Pour le patron du club champion de France, qui a longtemps été l’un des principaux acteurs (dérégulateur ?) du marché des transferts, l’abaissement du salary cap pose des problèmes très concrets au quotidien. Et cela alors qu’il estime les objectifs initiaux atteints. « On est arrivé à une économie équilibrée, un marché des transferts plus calme qu’auparavant, des salaires qui, notamment sous l’effet du Covid, ont nettement baissé sur les trois ou quatre années », observe l’ancien sélectionneur du XV de France. « Aujourd’hui, on doit afficher 16 Jiffs (NDLR, joueurs issus de la filière de formation) sur les feuilles de match. Ça donne un potentiel énorme au XV de France, ça fait jouer nos jeunes joueurs. »

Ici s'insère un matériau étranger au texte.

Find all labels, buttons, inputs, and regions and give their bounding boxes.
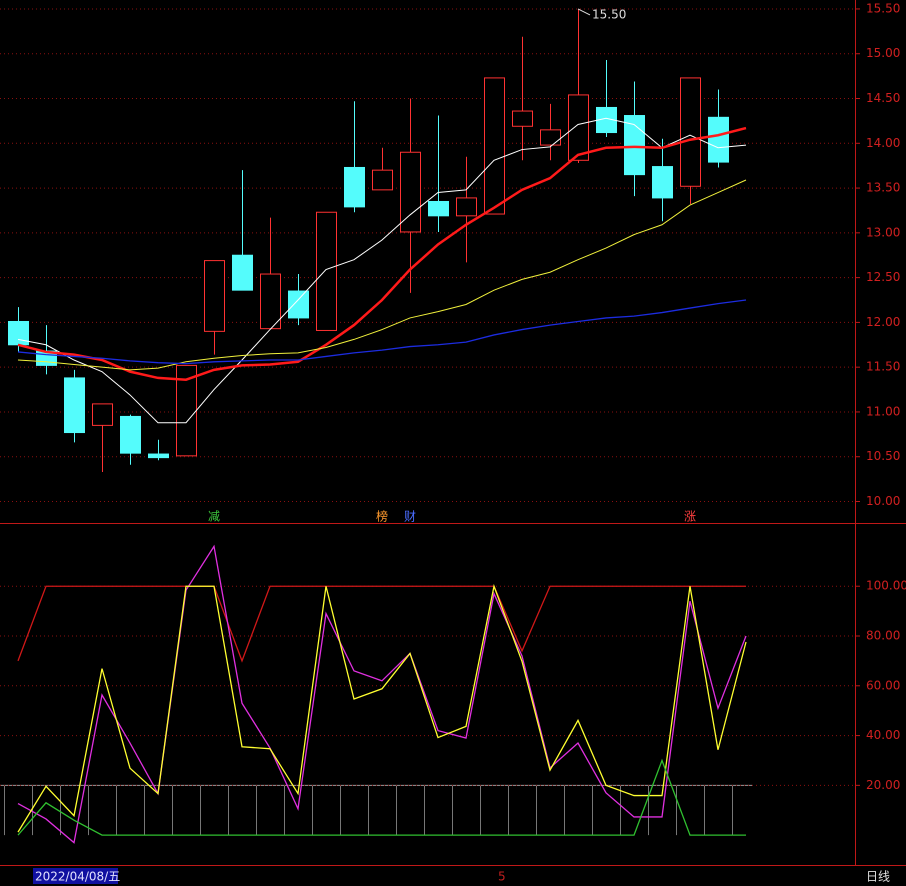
candle-body	[372, 169, 393, 191]
y-tick-label: 15.00	[866, 46, 900, 60]
candle-body	[428, 200, 449, 217]
x-mark: 5	[498, 870, 506, 884]
candle-body	[232, 254, 253, 291]
ma-line	[17, 299, 747, 365]
ma-line	[17, 544, 747, 844]
date-label: 2022/04/08/五	[35, 870, 120, 884]
y-tick-label: 15.50	[866, 1, 900, 15]
candle-body	[540, 129, 561, 146]
y-tick-label: 100.00	[866, 579, 906, 593]
y-tick-label: 40.00	[866, 728, 900, 742]
candle-body	[652, 166, 673, 199]
candle-body	[568, 94, 589, 161]
y-tick-label: 11.00	[866, 404, 900, 418]
candle-body	[204, 260, 225, 332]
ma-line	[17, 126, 747, 381]
y-tick-label: 10.50	[866, 449, 900, 463]
candle-body	[624, 115, 645, 176]
y-tick-label: 13.50	[866, 181, 900, 195]
candle-body	[120, 415, 141, 454]
candle-body	[316, 211, 337, 331]
annotation-arrow	[577, 8, 591, 16]
candle-body	[92, 403, 113, 426]
candle-body	[64, 377, 85, 434]
event-marker: 减	[208, 510, 220, 524]
candle-body	[400, 151, 421, 233]
y-tick-label: 60.00	[866, 678, 900, 692]
ma-line	[17, 179, 747, 371]
y-tick-label: 13.00	[866, 225, 900, 239]
y-tick-label: 80.00	[866, 629, 900, 643]
candle-body	[148, 453, 169, 459]
candle-body	[288, 290, 309, 319]
ma-line	[17, 585, 746, 663]
candle-body	[484, 77, 505, 215]
event-marker: 财	[404, 510, 416, 524]
ma-line	[17, 758, 746, 836]
candle-body	[512, 110, 533, 127]
annotation: 15.50	[592, 7, 626, 21]
date-box	[33, 868, 118, 884]
candle-body	[456, 197, 477, 217]
y-tick-label: 10.00	[866, 494, 900, 508]
event-marker: 涨	[684, 509, 696, 524]
period-label[interactable]: 日线	[866, 870, 890, 884]
y-tick-label: 20.00	[866, 778, 900, 792]
y-tick-label: 11.50	[866, 360, 900, 374]
candle-body	[708, 116, 729, 163]
y-tick-label: 14.00	[866, 136, 900, 150]
candle-body	[680, 77, 701, 187]
candle-body	[344, 166, 365, 208]
event-marker: 榜	[376, 509, 388, 524]
ma-line	[17, 583, 747, 833]
ma-line	[17, 117, 747, 424]
y-tick-label: 14.50	[866, 91, 900, 105]
candle-body	[260, 273, 281, 330]
y-tick-label: 12.00	[866, 315, 900, 329]
y-tick-label: 12.50	[866, 270, 900, 284]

Mais cette médaille a son revers selon lui : « Désormais, les bons joueurs ne veulent plus accepter des baisses de salaires supplémentaires et on doit dans le même temps négocier des blocs de matchs de plus en plus longs en Top 14. Il faut bien comprendre que le salary cap intègre les Espoirs et le centre de formation. On est à la limite de ce qu’on peut faire pour l’équilibre et la santé de nos joueurs. La baisse des salaires force parfois à se séparer de joueurs pros et en plus, parfois, tu ne peux pas garder un ou deux jeunes à gros potentiel. »
Conjuguée à l’inflation sur les salaires des jeunes joueurs provoquée par le raidissement des mesures en faveur des Jiffs, l’évolution créerait donc un effet ciseaux. « Il ne faut pas aller plus loin. On ne peut pas être bloqué par un salary cap qui descend sans arrêt. » Le message est en passe d’être entendu.